Cina e Covid-19
Bisogna comunque tenere presente che gli ospiti intermedi potrebbero anche essere altri. Non si può nemmeno escludere che il virus sia arrivato a Wuhan da qualche altra parte. Dopo tutto nel mercato di Wuhan andavano persone che venivano da ogni parte della Cina. E non si può nemmeno escludere che un ospite intermedio non ci sia stato cioè che il virus sia passato direttamente da un pipistrello a un uomo.
Questa ipotesi è avanzata in una intervista (Boezi, 2020) da David Quammen, autore del libro Spillover (Quammen, 2014), diventato famoso perché aveva preannunciato lo scoppio di una epidemia globale derivante da contagio da parte di animali selvatici.
Quammen ricorda che dei primi 41 pazienti di Covid-19 documentati dall’articolo su Lancet del 24 gennaio, 27 avevano avuto contatti con il mercato del pesce di Wuhan, ma non gli altri 14 e si chiede dove e come erano stati contagiati gli altri casi.
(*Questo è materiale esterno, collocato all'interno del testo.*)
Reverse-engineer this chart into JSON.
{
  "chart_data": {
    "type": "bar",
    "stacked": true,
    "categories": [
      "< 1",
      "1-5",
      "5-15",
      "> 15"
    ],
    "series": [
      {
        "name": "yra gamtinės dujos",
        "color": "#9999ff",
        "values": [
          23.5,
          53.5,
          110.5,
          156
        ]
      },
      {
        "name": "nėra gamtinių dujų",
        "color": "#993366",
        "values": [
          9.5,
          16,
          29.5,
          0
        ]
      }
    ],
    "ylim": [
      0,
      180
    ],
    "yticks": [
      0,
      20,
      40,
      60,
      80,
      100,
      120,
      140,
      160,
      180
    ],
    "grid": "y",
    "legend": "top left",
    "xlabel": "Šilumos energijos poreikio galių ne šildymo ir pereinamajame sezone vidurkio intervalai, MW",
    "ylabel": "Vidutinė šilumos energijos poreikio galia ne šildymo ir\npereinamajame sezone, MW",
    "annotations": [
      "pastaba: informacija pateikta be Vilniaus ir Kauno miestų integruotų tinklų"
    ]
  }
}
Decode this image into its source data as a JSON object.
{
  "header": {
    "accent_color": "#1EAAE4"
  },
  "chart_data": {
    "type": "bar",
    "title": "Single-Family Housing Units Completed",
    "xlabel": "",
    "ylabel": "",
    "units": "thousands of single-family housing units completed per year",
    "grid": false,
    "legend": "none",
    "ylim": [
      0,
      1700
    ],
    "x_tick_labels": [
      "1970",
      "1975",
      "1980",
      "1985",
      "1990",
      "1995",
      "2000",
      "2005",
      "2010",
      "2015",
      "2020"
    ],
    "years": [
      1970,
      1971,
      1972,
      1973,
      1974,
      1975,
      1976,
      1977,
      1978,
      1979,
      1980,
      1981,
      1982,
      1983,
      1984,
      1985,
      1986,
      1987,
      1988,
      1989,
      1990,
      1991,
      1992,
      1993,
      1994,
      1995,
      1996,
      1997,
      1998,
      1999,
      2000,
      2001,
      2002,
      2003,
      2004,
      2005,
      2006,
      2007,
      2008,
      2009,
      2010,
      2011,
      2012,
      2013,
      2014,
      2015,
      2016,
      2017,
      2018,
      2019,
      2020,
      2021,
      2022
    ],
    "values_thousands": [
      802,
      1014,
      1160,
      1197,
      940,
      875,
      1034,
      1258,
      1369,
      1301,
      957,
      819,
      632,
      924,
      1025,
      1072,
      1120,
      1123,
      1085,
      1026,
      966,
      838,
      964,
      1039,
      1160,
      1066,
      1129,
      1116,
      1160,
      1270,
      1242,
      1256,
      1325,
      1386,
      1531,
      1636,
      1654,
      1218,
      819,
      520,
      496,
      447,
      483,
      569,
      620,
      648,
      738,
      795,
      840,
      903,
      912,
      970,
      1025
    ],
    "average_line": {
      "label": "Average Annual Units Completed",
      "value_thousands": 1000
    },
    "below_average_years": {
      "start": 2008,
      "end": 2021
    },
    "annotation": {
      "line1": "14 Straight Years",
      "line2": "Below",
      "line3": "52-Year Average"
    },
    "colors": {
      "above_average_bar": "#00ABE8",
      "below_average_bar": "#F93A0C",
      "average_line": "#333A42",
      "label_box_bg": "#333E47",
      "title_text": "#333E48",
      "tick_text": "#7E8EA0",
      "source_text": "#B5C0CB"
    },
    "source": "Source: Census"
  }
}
E avanza l’ipotesi che qualcuno, magari un cacciatore, potrebbe aver catturato un pipistrello in campagna, portandolo poi nella città in casa in una gabbia. La moglie del cacciatore potrebbe essersi ammalata per un contatto con il pipistrello senza mai essersi avvicinata al mercato.
Ma si è fatta strada anche un’altra teoria, di tipo “cospirativo”, ed è che il Sars-Cov-2 sia in qualche modo connesso con la ricerca virologica in Cina, tenendo conto che proprio nel Wuhan Institute of Virology si è fatta e si sta facendo molta ricerca sui coronavirus e sulla loro possibilità di diffusione attraverso gli animali.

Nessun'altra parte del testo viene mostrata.